I have had a lot of bad habits in my life. One thing I have learned is that once you know better, it feels way worse to “backslide”. Yesterday when I sat down with my Avett Brother’s playlist I was in one of those moments where bad habits were lurking in my mind. I felt stressed, overwhelmed, and questioned some advice I was given (that I knew I needed to take). My first response was to react in anger (which for me is the cover emotion for absolutely every other emotion), then the thought of devouring a box of cookies felt like a good choice.

My mind was searching for something to soothe or procrastinate the actions I knew I needed to take for my ultimate wellness. Why, oh why is suffering such an “easy” choice? Stepping out of our comfort zone and doing something different– thinking a new thought and doing it, even if it feels uncomfortable often leads to personal growth that we can not even fathom.

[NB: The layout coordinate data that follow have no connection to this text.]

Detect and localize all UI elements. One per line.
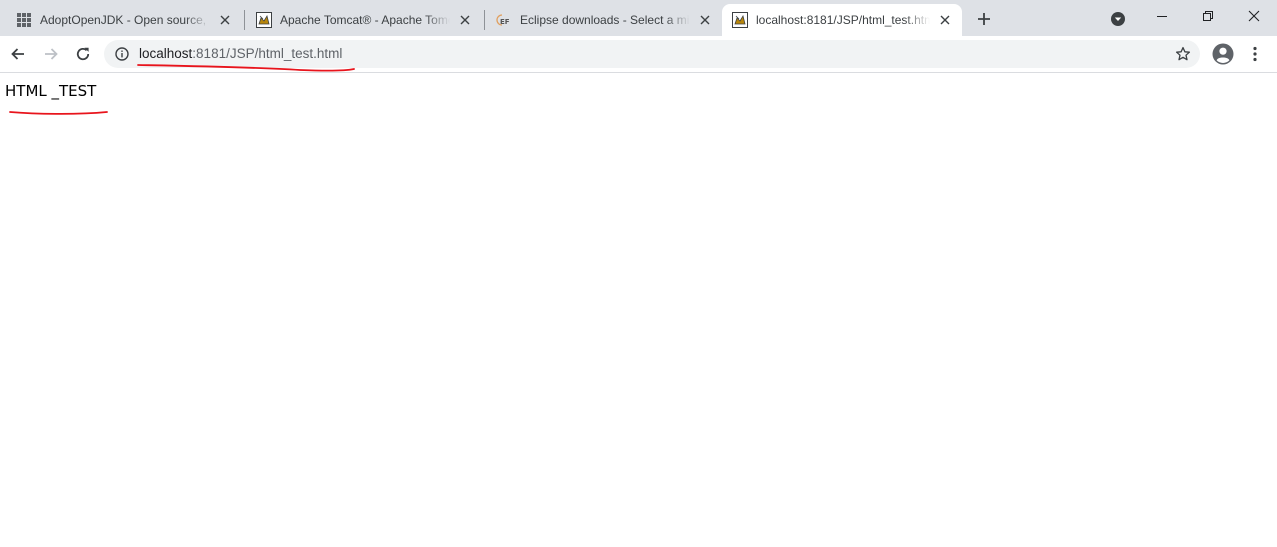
forward-button[interactable] [37, 40, 65, 68]
tab-title: Eclipse downloads - Select a mirror [520, 13, 690, 27]
chevron-down-circle-icon [1111, 12, 1125, 26]
close-icon[interactable] [696, 11, 714, 29]
close-icon[interactable] [216, 11, 234, 29]
tab-strip: AdoptOpenJDK - Open source, prebuilt Ope… [0, 0, 1277, 36]
tab-localhost-html-test[interactable]: localhost:8181/JSP/html_test.html [722, 4, 962, 36]
tab-title: AdoptOpenJDK - Open source, prebuilt Ope… [40, 13, 210, 27]
page-content: HTML _TEST [0, 73, 1277, 547]
arrow-right-icon [45, 48, 58, 60]
restore-button[interactable] [1185, 0, 1231, 32]
eclipse-ef-icon: EF [496, 12, 512, 28]
tab-separator [484, 10, 485, 30]
new-tab-button[interactable] [972, 7, 996, 31]
url-host: localhost [139, 46, 193, 61]
window-close-button[interactable] [1231, 0, 1277, 32]
close-icon [1248, 10, 1260, 22]
address-bar[interactable]: localhost:8181/JSP/html_test.html [104, 40, 1200, 68]
tomcat-favicon-icon [732, 12, 748, 28]
close-icon[interactable] [456, 11, 474, 29]
menu-kebab-icon[interactable] [1245, 42, 1265, 66]
tab-adoptopenjdk[interactable]: AdoptOpenJDK - Open source, prebuilt Ope… [6, 4, 242, 36]
arrow-left-icon [11, 48, 24, 60]
url-path: :8181/JSP/html_test.html [192, 46, 343, 61]
page-heading: HTML _TEST [5, 82, 97, 100]
apps-grid-icon [16, 12, 32, 28]
url-text[interactable]: localhost:8181/JSP/html_test.html [139, 46, 342, 62]
info-icon[interactable] [114, 46, 130, 62]
minimize-icon [1157, 16, 1167, 17]
profile-avatar-icon[interactable] [1211, 42, 1235, 66]
tab-apache-tomcat[interactable]: Apache Tomcat® - Apache Tomcat 9 Softwar… [246, 4, 482, 36]
tab-title: localhost:8181/JSP/html_test.html [756, 13, 930, 27]
bookmark-star-icon[interactable] [1174, 45, 1192, 63]
browser-toolbar: localhost:8181/JSP/html_test.html [0, 36, 1277, 73]
back-button[interactable] [4, 40, 32, 68]
svg-text:EF: EF [500, 18, 510, 26]
restore-icon [1203, 11, 1213, 21]
reload-button[interactable] [69, 40, 97, 68]
minimize-button[interactable] [1139, 0, 1185, 32]
tab-eclipse-downloads[interactable]: EF Eclipse downloads - Select a mirror [486, 4, 722, 36]
reload-icon [76, 47, 90, 61]
tomcat-favicon-icon [256, 12, 272, 28]
tab-title: Apache Tomcat® - Apache Tomcat 9 Softwar… [280, 13, 450, 27]
close-icon[interactable] [936, 11, 954, 29]
tab-separator [244, 10, 245, 30]
tab-search-button[interactable] [1108, 9, 1128, 29]
plus-icon [978, 13, 990, 25]
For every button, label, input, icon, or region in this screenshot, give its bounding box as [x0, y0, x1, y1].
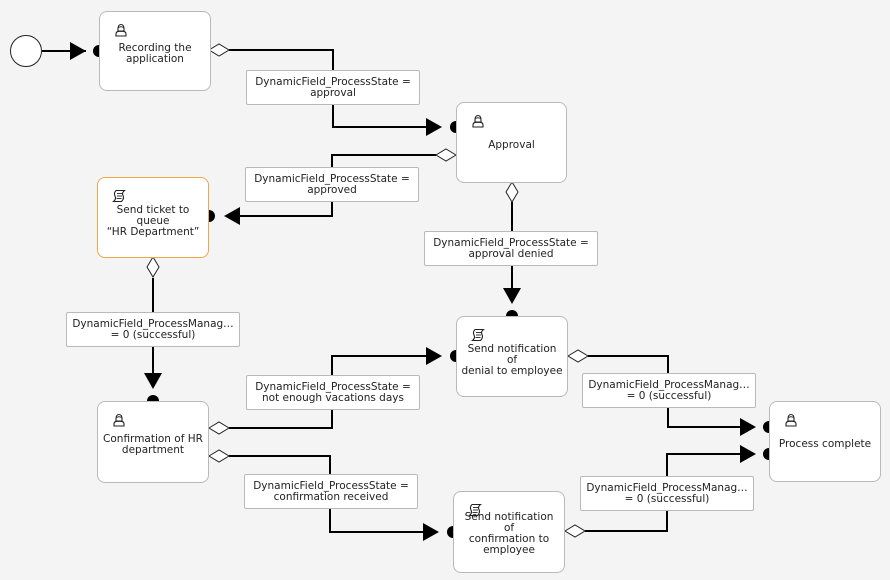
activity-process-complete[interactable]: Process complete — [769, 401, 881, 482]
transition-label-line: = 0 (successful) — [110, 328, 196, 341]
activity-label-line: employee — [483, 544, 535, 556]
arrowhead-icon — [70, 42, 86, 60]
transition-source-diamond[interactable] — [505, 181, 519, 203]
activity-label-line: application — [126, 53, 184, 65]
transition-source-diamond[interactable] — [567, 349, 589, 363]
start-event[interactable] — [10, 35, 42, 67]
transition-label-confirmation-received[interactable]: DynamicField_ProcessState = confirmation… — [244, 474, 418, 509]
transition-label-line: DynamicField_ProcessState = — [253, 479, 409, 492]
activity-label: Process complete — [774, 438, 876, 450]
script-task-icon — [470, 328, 486, 342]
arrowhead-icon — [423, 523, 439, 541]
transition-label-ticket-successful[interactable]: DynamicField_ProcessManag… = 0 (successf… — [66, 312, 240, 347]
activity-approval[interactable]: Approval — [456, 102, 567, 183]
transition-label-line: DynamicField_ProcessManag… — [586, 481, 748, 494]
script-task-icon — [111, 189, 127, 203]
transition-label-denial-successful[interactable]: DynamicField_ProcessManag… = 0 (successf… — [582, 373, 756, 408]
arrowhead-icon — [740, 418, 756, 436]
transition-label-approved[interactable]: DynamicField_ProcessState = approved — [245, 167, 419, 202]
transition-label-line: DynamicField_ProcessManag… — [72, 317, 234, 330]
transition-source-diamond[interactable] — [435, 148, 457, 162]
transition-label-approval[interactable]: DynamicField_ProcessState = approval — [246, 70, 420, 105]
transition-source-diamond[interactable] — [146, 256, 160, 278]
activity-label: Send notification of confirmation to emp… — [458, 512, 560, 556]
transition-label-line: = 0 (successful) — [626, 389, 712, 402]
transition-source-diamond[interactable] — [564, 524, 586, 538]
activity-label-line: Send ticket to queue — [116, 203, 190, 227]
activity-label: Recording the application — [104, 42, 206, 66]
transition-label-line: DynamicField_ProcessState = — [433, 236, 589, 249]
user-task-icon — [471, 114, 485, 128]
transition-label-line: DynamicField_ProcessManag… — [588, 378, 750, 391]
user-task-icon — [784, 413, 798, 427]
transition-source-diamond[interactable] — [208, 43, 230, 57]
activity-label-line: department — [121, 444, 185, 456]
transition-label-line: approval — [310, 86, 356, 99]
transition-source-diamond[interactable] — [208, 449, 230, 463]
activity-label: Approval — [461, 139, 562, 151]
arrowhead-icon — [503, 288, 521, 304]
activity-label-line: Send notification of — [464, 511, 554, 534]
transition-label-line: DynamicField_ProcessState = — [255, 380, 411, 393]
transition-source-diamond[interactable] — [208, 421, 230, 435]
activity-label-line: Approval — [488, 138, 535, 151]
activity-recording-the-application[interactable]: Recording the application — [99, 11, 211, 91]
user-task-icon — [114, 23, 128, 37]
transition-label-line: confirmation received — [273, 490, 389, 503]
activity-label-line: denial to employee — [461, 364, 563, 377]
activity-label-line: Send notification of — [467, 342, 557, 366]
activity-label-line: Process complete — [778, 437, 872, 450]
transition-label-approval-denied[interactable]: DynamicField_ProcessState = approval den… — [424, 231, 598, 266]
activity-label: Send ticket to queue “HR Department” — [102, 204, 204, 237]
transition-label-line: approved — [307, 183, 357, 196]
transition-label-line: DynamicField_ProcessState = — [255, 75, 411, 88]
arrowhead-icon — [144, 373, 162, 389]
arrowhead-icon — [224, 207, 240, 225]
arrowhead-icon — [426, 118, 442, 136]
arrowhead-icon — [740, 445, 756, 463]
process-diagram-canvas: Recording the application Approval Send … — [0, 0, 890, 580]
activity-confirmation-of-hr-department[interactable]: Confirmation of HR department — [97, 401, 209, 483]
activity-label-line: “HR Department” — [106, 225, 200, 238]
transition-label-line: = 0 (successful) — [624, 492, 710, 505]
activity-label: Send notification of denial to employee — [461, 343, 563, 376]
arrowhead-icon — [426, 347, 442, 365]
transition-label-line: not enough vacations days — [262, 391, 404, 404]
user-task-icon — [112, 413, 126, 427]
transition-label-line: DynamicField_ProcessState = — [254, 172, 410, 185]
activity-send-notification-of-denial[interactable]: Send notification of denial to employee — [456, 316, 568, 397]
transition-label-line: approval denied — [468, 247, 554, 260]
activity-send-ticket-to-queue[interactable]: Send ticket to queue “HR Department” — [97, 177, 209, 258]
transition-label-confirmation-successful[interactable]: DynamicField_ProcessManag… = 0 (successf… — [580, 476, 754, 511]
transition-label-not-enough-vacation-days[interactable]: DynamicField_ProcessState = not enough v… — [246, 375, 420, 410]
activity-label: Confirmation of HR department — [102, 433, 204, 457]
activity-send-notification-of-confirmation[interactable]: Send notification of confirmation to emp… — [453, 491, 565, 573]
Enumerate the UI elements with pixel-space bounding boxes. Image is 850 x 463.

Lifestyle change, permanent change requires tapping into an internal strength and commitment to the light at the end of the tunnel that we may only get a glimpse of on occasion. Strengthening our focus, staying attuned to that glimpse makes the day to day actions toward whatever it is at the end of the tunnel feel less elusive. The key is to get out of complacency, pushing against resistance and catapulting up and out of the funk that sometimes feels like we may be losing our minds or going backwards in time.